Extra virgin olive oil ranges in color from pale golden to deep emerald and has a pronounced fruity -- sometimes peppery -- taste. Because the flavor of extra virgin oil can diminish with heat, it is often used to finish a dish, drizzled over pasta, or whisked into a vinaigrette.

Regular Olive Oil
Also called "pure" or "light" olive oil, which are simply marketing tags and not an indication of nutritional qualities, this olive oil is a blend of refined olive oil and extra virgin olive oil. It costs less and has a mild flavor. Use it when you want to preserve the flavors of the food rather than impart the character of the oil to it. Works well in saute's and fries.

Canola Oil
Derived from a strain of rapeseed in Canada in the 1970's that yields oil with lower acidity than traditional rapeseed, this oil's name is an amalgam of the words "Canada" and "Oil". Canola oil continues to be a major export crop for its namesake country. It is high in both polyunsaturated and monounsaturated fats and very low in saturated fat. Its neutral flavor makes it a good choice when you do not want to detract from the flavors of the food.

Sesame Oil
This oil is pressed from crushed sesame seeds. The lighter-colored oil comes from raw seeds and possesses a mild, neutral taste. The darker oil comes from toasted seeds and has a rich, nutty flavor. Use it in salads, noodles dishes and stir-fries.

Walnut Oil
Unrefined walnut oil tastes just like the nut from which it comes. It is rich and flavorful (especially if made from toasted walnuts) and perfect as a finishing drizzle on salads, rice, pasta or even desserts like tarte tatin or rice pudding.

Hazelnut Oil
Hazelnut oil is highly flavorful oil usually imported from France. Pressed from toasted hazelnuts, it's used sparingly to enrich dressings and to add flavor to savory and sweet dishes. Paired with zesty lemon juice and sugar, it blends the distinct and delicate flavors.

Olive Oil Quencher

Dab a pea-size amount of extra virgin olive oil on your lips to hydrate a parched pucker; or use it on rough patches (think elbows and heels), as needed.
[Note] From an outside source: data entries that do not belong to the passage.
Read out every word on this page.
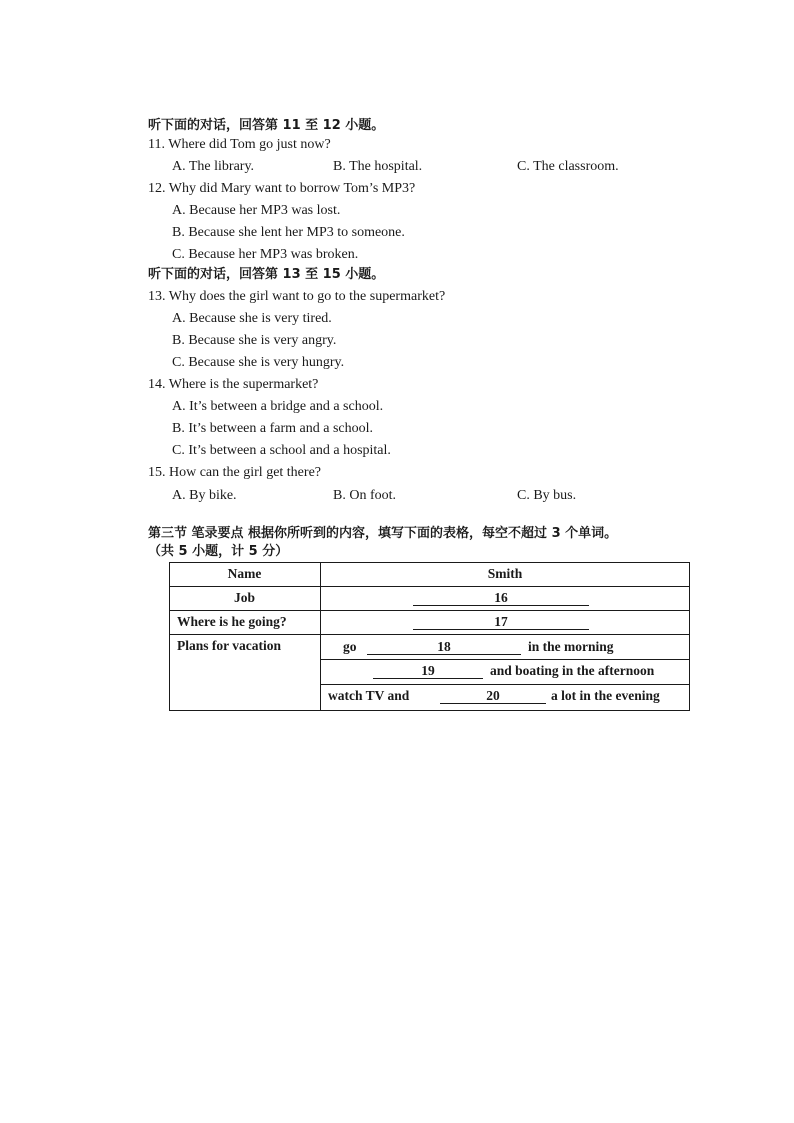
听下面的对话，回答第 11 至 12 小题。
11. Where did Tom go just now?
A. The library.	B. The hospital.	C. The classroom.
12. Why did Mary want to borrow Tom’s MP3?
A. Because her MP3 was lost.
B. Because she lent her MP3 to someone.
C. Because her MP3 was broken.
听下面的对话，回答第 13 至 15 小题。
13. Why does the girl want to go to the supermarket?
A. Because she is very tired.
B. Because she is very angry.
C. Because she is very hungry.
14. Where is the supermarket?
A. It’s between a bridge and a school.
B. It’s between a farm and a school.
C. It’s between a school and a hospital.
15. How can the girl get there?
A. By bike.	B. On foot.	C. By bus.
第三节 笔录要点 根据你所听到的内容，填写下面的表格，每空不超过 3 个单词。
（共 5 小题，计 5 分）
Name	Smith
Job	16
Where is he going?	17
Plans for vacation	go	18	in the morning
19	and boating in the afternoon
watch TV and	20	a lot in the evening
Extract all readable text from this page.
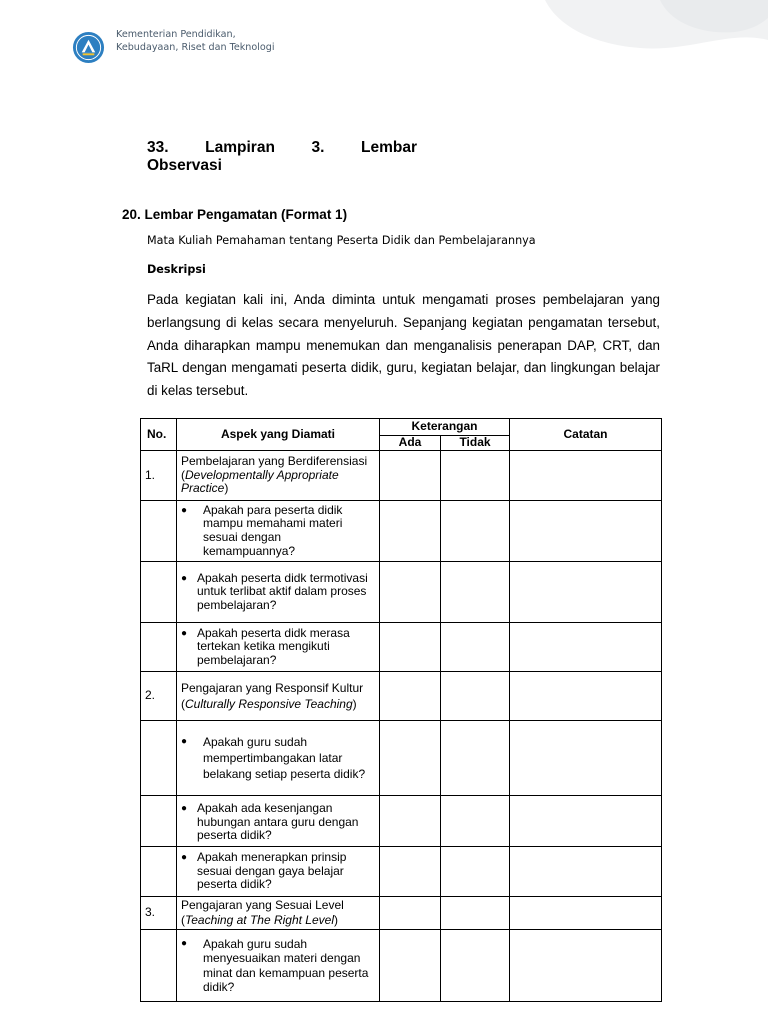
Kementerian Pendidikan,
Kebudayaan, Riset dan Teknologi
33. Lampiran 3. Lembar
Observasi
20. Lembar Pengamatan (Format 1)
Mata Kuliah Pemahaman tentang Peserta Didik dan Pembelajarannya
Deskripsi
Pada kegiatan kali ini, Anda diminta untuk mengamati proses pembelajaran yang berlangsung di kelas secara menyeluruh. Sepanjang kegiatan pengamatan tersebut, Anda diharapkan mampu menemukan dan menganalisis penerapan DAP, CRT, dan TaRL dengan mengamati peserta didik, guru, kegiatan belajar, dan lingkungan belajar di kelas tersebut.
No.	Aspek yang Diamati	Keterangan		Catatan
		Ada	Tidak	
1.	Pembelajaran yang Berdiferensiasi (Developmentally Appropriate Practice)			

	● Apakah para peserta didik mampu memahami materi sesuai dengan kemampuannya?			

	● Apakah peserta didk termotivasi untuk terlibat aktif dalam proses pembelajaran?			

	● Apakah peserta didk merasa tertekan ketika mengikuti pembelajaran?			

2.	Pengajaran yang Responsif Kultur (Culturally Responsive Teaching)			

	● Apakah guru sudah mempertimbangakan latar belakang setiap peserta didik?			

	● Apakah ada kesenjangan hubungan antara guru dengan peserta didik?			

	● Apakah menerapkan prinsip sesuai dengan gaya belajar peserta didik?			

3.	Pengajaran yang Sesuai Level (Teaching at The Right Level)			

	● Apakah guru sudah menyesuaikan materi dengan minat dan kemampuan peserta didik?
Did You Know: Olive Oil Aids Detox

Olive Oil helps cleanse and protect the arteries from plaque build-up while lowering LDL cholesterol (often referred to as the harmful cholesterol) without lowering HDL cholesterol. Olive oil also helps lower blood pressure and regulates blood sugar by cleansing the arteries.

Summertime Treats

Olive Oil Milkshake: Blend 1 pint vanilla ice cream, 1/4 cup milk and 2 tablespoons extra-virgin olive oil. Top with flaky sea salt.

Olive Oil Almond Milkshake: Blend 1 pint vanilla ice cream, 1/4 cup almond milk and 2 tablespoons extra-virgin olive oil. Top with toasted almonds.